Until recently I lived in a nice room in the Fernwood neighbourhood of Victoria. Fernwood is a nice place, but lacks the maritime character that Victoria neighbourhoods should aspire to.
My room had a big window looking onto the front yard, including the spot where the recycling bin was put on recycling day. Except that “recycling day” is a bit of an abstraction there, any day you put out your recycling binners will be by to take most of it away, and make sure it goes to the places where it will be most appreciated. In fact, the house would often be visited by two different binners between the time I started a thought and the time I ended it. No, seriously. And I’m not that slow of a thinker.

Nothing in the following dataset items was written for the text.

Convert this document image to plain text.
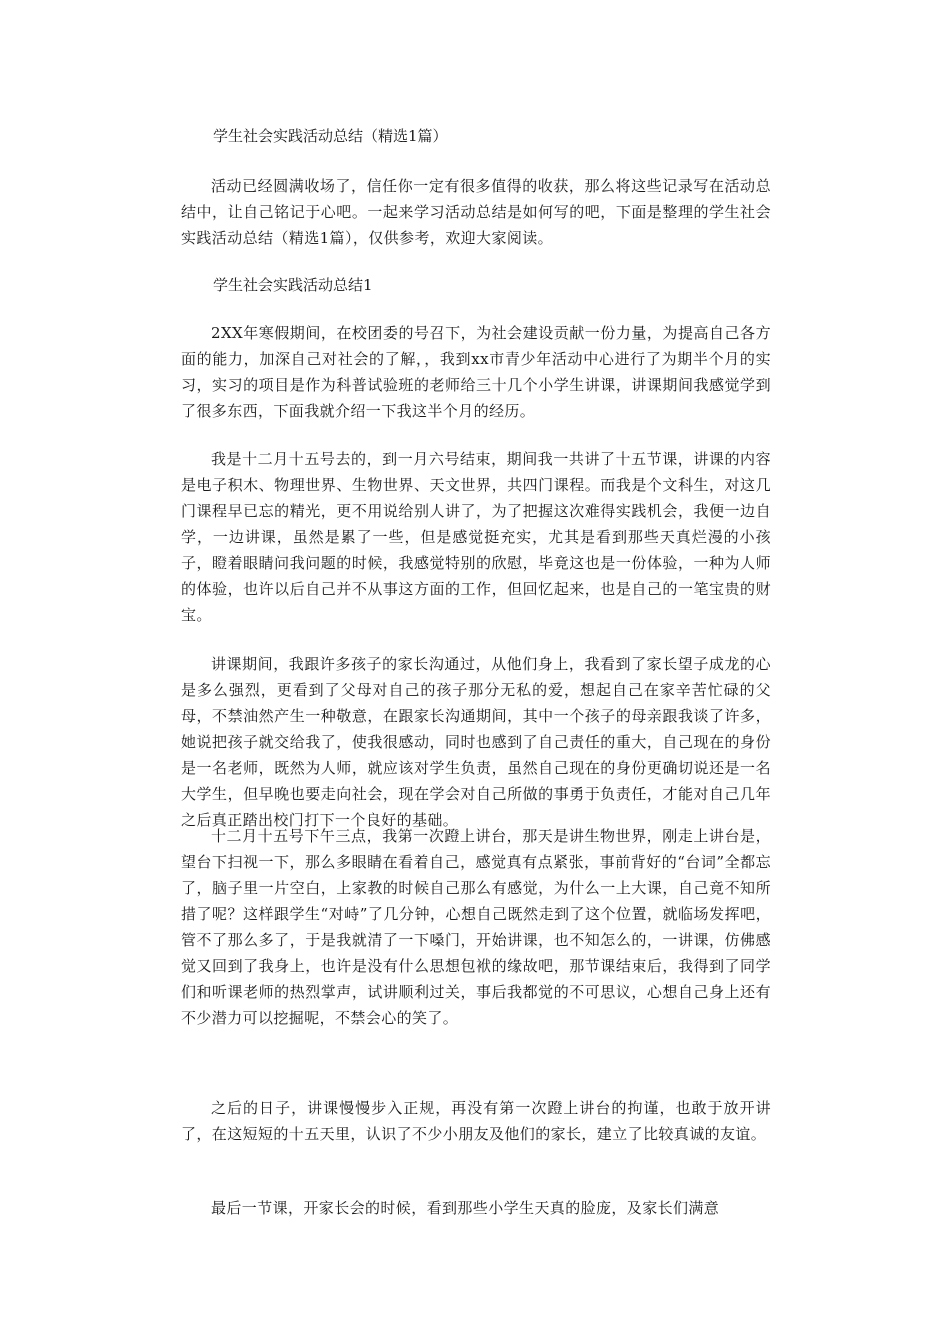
学生社会实践活动总结（精选1篇）

活动已经圆满收场了，信任你一定有很多值得的收获，那么将这些记录写在活动总结中，让自己铭记于心吧。一起来学习活动总结是如何写的吧，下面是整理的学生社会实践活动总结（精选1篇），仅供参考，欢迎大家阅读。

学生社会实践活动总结1

2XX年寒假期间，在校团委的号召下，为社会建设贡献一份力量，为提高自己各方面的能力，加深自己对社会的了解，，我到xx市青少年活动中心进行了为期半个月的实习，实习的项目是作为科普试验班的老师给三十几个小学生讲课，讲课期间我感觉学到了很多东西，下面我就介绍一下我这半个月的经历。

我是十二月十五号去的，到一月六号结束，期间我一共讲了十五节课，讲课的内容是电子积木、物理世界、生物世界、天文世界，共四门课程。而我是个文科生，对这几门课程早已忘的精光，更不用说给别人讲了，为了把握这次难得实践机会，我便一边自学，一边讲课，虽然是累了一些，但是感觉挺充实，尤其是看到那些天真烂漫的小孩子，瞪着眼睛问我问题的时候，我感觉特别的欣慰，毕竟这也是一份体验，一种为人师的体验，也许以后自己并不从事这方面的工作，但回忆起来，也是自己的一笔宝贵的财宝。

讲课期间，我跟许多孩子的家长沟通过，从他们身上，我看到了家长望子成龙的心是多么强烈，更看到了父母对自己的孩子那分无私的爱，想起自己在家辛苦忙碌的父母，不禁油然产生一种敬意，在跟家长沟通期间，其中一个孩子的母亲跟我谈了许多，她说把孩子就交给我了，使我很感动，同时也感到了自己责任的重大，自己现在的身份是一名老师，既然为人师，就应该对学生负责，虽然自己现在的身份更确切说还是一名大学生，但早晚也要走向社会，现在学会对自己所做的事勇于负责任，才能对自己几年之后真正踏出校门打下一个良好的基础。

十二月十五号下午三点，我第一次蹬上讲台，那天是讲生物世界，刚走上讲台是，望台下扫视一下，那么多眼睛在看着自己，感觉真有点紧张，事前背好的“台词”全都忘了，脑子里一片空白，上家教的时候自己那么有感觉，为什么一上大课，自己竟不知所措了呢？这样跟学生“对峙”了几分钟，心想自己既然走到了这个位置，就临场发挥吧，管不了那么多了，于是我就清了一下嗓门，开始讲课，也不知怎么的，一讲课，仿佛感觉又回到了我身上，也许是没有什么思想包袱的缘故吧，那节课结束后，我得到了同学们和听课老师的热烈掌声，试讲顺利过关，事后我都觉的不可思议，心想自己身上还有不少潜力可以挖掘呢，不禁会心的笑了。

之后的日子，讲课慢慢步入正规，再没有第一次蹬上讲台的拘谨，也敢于放开讲了，在这短短的十五天里，认识了不少小朋友及他们的家长，建立了比较真诚的友谊。

最后一节课，开家长会的时候，看到那些小学生天真的脸庞，及家长们满意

I now live on the very maritime Ross Bay, roughly at the intersection of the neighbourhoods of Fairfield, Rockland and Gonzales, but I no longer know which day is officially recycling day. And so my recycling bin sits permanently on my back stoop. I don’t think about it much, because I keep assuming that it will get taken care of. But it doesn’t. There are no binners down here.
Why is that? From my time co-habitating the Greater Victoria Public Library with a number of homeless intellectuals, I’m aware that binning is a tricky enterprise that requires well-planned execution for financial sustainability, but this is a residential neighbourhood and I assume there’s plenty of recycling to be had. And it’s not just that my stoop is somewhat set back from the street, I often work by my window and I hardly ever even seen anyone on the prowl.
If there are any internet-enabled binners reading this, there is a full box at 160 Memorial Crescent, easily accessible from the back of the house, which faces onto Busby. Even if you aren’t planning on setting up a permanent trapline down here, do make a stop. I’ve even set the large-sized glass bottles aside from the rest of the material.